1. Apa keuntungan utama membuat kolam mini dari ban bekas?

Keuntungan utamanya adalah biaya yang rendah, ramah lingkungan karena mendaur ulang limbah, dan mudah dibuat.

2. Jenis ban apa yang paling cocok untuk kolam mini?

Ban mobil atau ban truk bekas cocok digunakan, dengan mempertimbangkan ukuran yang sesuai untuk kedalaman dan jenis ikan yang akan dipelihara.

3. Bagaimana cara memastikan kolam mini dari ban bekas tidak bocor?

Bagian dalam ban harus dilapisi dengan terpal tebal atau plastik bening yang kuat dan tidak bocor.
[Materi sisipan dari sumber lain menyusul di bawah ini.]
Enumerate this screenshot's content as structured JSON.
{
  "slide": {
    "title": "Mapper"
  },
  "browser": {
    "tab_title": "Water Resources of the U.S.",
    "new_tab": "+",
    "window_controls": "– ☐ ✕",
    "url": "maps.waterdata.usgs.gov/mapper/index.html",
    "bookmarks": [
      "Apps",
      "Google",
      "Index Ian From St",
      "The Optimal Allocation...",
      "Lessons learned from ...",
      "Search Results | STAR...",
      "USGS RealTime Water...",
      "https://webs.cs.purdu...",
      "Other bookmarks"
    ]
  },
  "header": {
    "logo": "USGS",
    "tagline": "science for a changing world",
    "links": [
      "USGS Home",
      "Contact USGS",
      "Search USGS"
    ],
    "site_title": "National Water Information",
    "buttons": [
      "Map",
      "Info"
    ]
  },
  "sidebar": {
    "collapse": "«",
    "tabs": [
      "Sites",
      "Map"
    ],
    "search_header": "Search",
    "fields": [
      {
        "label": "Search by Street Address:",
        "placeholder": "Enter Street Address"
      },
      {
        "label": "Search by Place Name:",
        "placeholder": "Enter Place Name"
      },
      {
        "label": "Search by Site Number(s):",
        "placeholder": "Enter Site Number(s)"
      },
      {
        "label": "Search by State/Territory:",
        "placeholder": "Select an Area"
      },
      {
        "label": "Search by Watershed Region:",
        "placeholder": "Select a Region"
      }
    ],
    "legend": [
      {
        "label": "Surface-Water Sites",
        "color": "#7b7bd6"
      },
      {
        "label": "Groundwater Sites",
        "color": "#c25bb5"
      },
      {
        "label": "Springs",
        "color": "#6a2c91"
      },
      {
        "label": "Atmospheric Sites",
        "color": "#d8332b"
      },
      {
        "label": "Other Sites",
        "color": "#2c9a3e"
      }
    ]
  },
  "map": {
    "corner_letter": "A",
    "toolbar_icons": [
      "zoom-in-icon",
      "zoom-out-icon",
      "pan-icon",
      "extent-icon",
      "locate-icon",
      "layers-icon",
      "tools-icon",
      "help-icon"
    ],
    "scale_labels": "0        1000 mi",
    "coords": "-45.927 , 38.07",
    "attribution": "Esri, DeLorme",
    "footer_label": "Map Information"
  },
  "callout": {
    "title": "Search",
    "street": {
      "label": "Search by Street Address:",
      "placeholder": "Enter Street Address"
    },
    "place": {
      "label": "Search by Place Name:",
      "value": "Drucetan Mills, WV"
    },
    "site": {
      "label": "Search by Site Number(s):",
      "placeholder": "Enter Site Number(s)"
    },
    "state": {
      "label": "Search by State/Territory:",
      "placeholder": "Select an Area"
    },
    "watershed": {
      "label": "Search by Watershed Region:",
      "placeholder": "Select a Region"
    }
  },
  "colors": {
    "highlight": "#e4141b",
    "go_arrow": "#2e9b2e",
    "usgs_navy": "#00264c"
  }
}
4. Ikan jenis apa yang direkomendasikan untuk kolam mini dari ban bekas?

Ikan hias kecil seperti guppy, molly, atau cupang sangat cocok, sementara ban yang lebih besar bisa untuk lele atau nila.

5. Bagaimana cara menjaga kualitas air di kolam mini ban bekas?

Kualitas air dapat dijaga dengan rutin memeriksa air, membersihkan kolam secara berkala, dan mempertimbangkan penggunaan sistem filtrasi sederhana atau aerator.